Sunday, November 1, 2009

The Right to Information Access

"The Right to Information Access" was the theme for the first Jeremiah Kaplan Institute on Libraries, The Information Society, and Social Policy presented by the Penn State University Libraries and the Rock Ethics Institute. Each of the four main speakers addressed the question "Although we are guaranteed the right to free epression, how can we ensure the right to access?". The speakers were John Willinsky, professor of education at Stanford and the founder of the Public Knowledge Project; Maybeth Peters, US Registrar of Copyright; John Palfrey, professor of law at Harvard University and co-author of the book "Born Digital"; and Clifford Lynch, Director of the Coalition of Networked Information.

In the keynote address, John Willinsky talked about the importance of institutional repositories and how we have to do a better job getting faculty to deposit their research there. Researchers worldwide should be able to have access to all of the university's research, whether their institutions subscribe to expensive journals or not. He largely blamed the faculty for not taking the time to deposit their articles, but he also urged libraries to make things as easy as possible. He also talked about his work in building the Open Journal System to make it easier for faculty and nonprofit groups to publish their own journals.

Ms. Peters talked a bit about copyright law in the US, but most of her talk focused on the Google Books settlement. While she thinks that there are several positive outcomes from the proposed settlement, she is concerned that the settlement is actually trying to make an end-run around copyright law. The orphan works component of the settlement is something that Congress should be legislating rather than having it become de facto law because of a class action lawsuit settlement. She is also concerned about the anti-trust implications surrounding Google. Under the settlement Google would have broad powers to make orphaned works available without going through a rigorous search for copyright owners. They would also face no liability if a copyright owner stepped up later--Google would only be required to take down the material. There is a hearing scheduled for mid November on the settlement.

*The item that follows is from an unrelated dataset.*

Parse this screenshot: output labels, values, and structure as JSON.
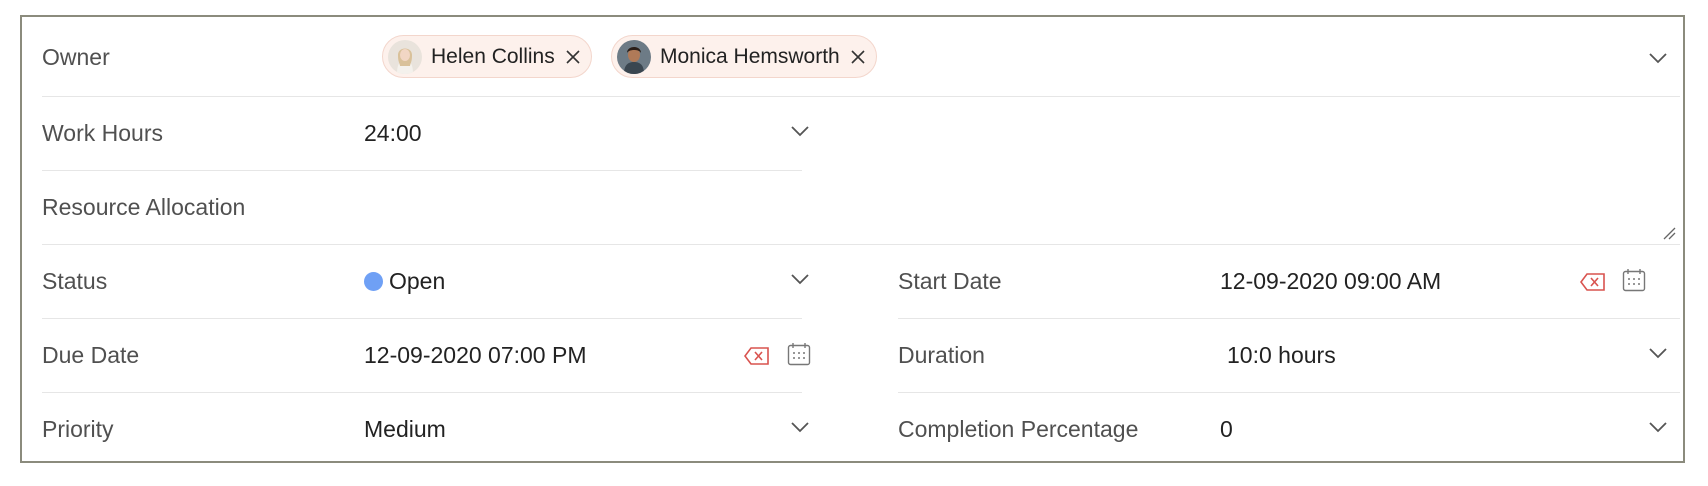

Professor Palfrey reported on some of the findings about "Digital Natives" from his book "Born Digital". Digital Natives are individuals born after 1980 that have access to more than one digital device (computer, phone, iPod, etc.) and are sophisticated users of such devices. Most of the Digital Natives have very different views about copyright and the use of copyrighted materials. Most understand that pirating music and other digital materials is illegal, but they continue to do so anyway. Reasons range from "everybody is doing it" to "I want to stick it to the man". Palfrey is interested in how we can encourage the good things that Digital Natives can do such as bringing new creativity into research while discouraging the bad things such as multitasking during lectures and pirating music.

Clifford Lynch talked about our struggle to reconcile the right to information versus the right to entertainment. That is, the notion of the right to information is a pretty easy sale, but we are more timid about the right to entertainment (novels, music, movies). However, what is viewed as "just entertainment" by some is seen as a subject of scholarly study to others. The lines are not nearly so black and white as some think. He also talked about the right to information access going beyond just making the digital files available. True freedom of access would include the skills and availability to act on the data by modeling it, transforming it, etc.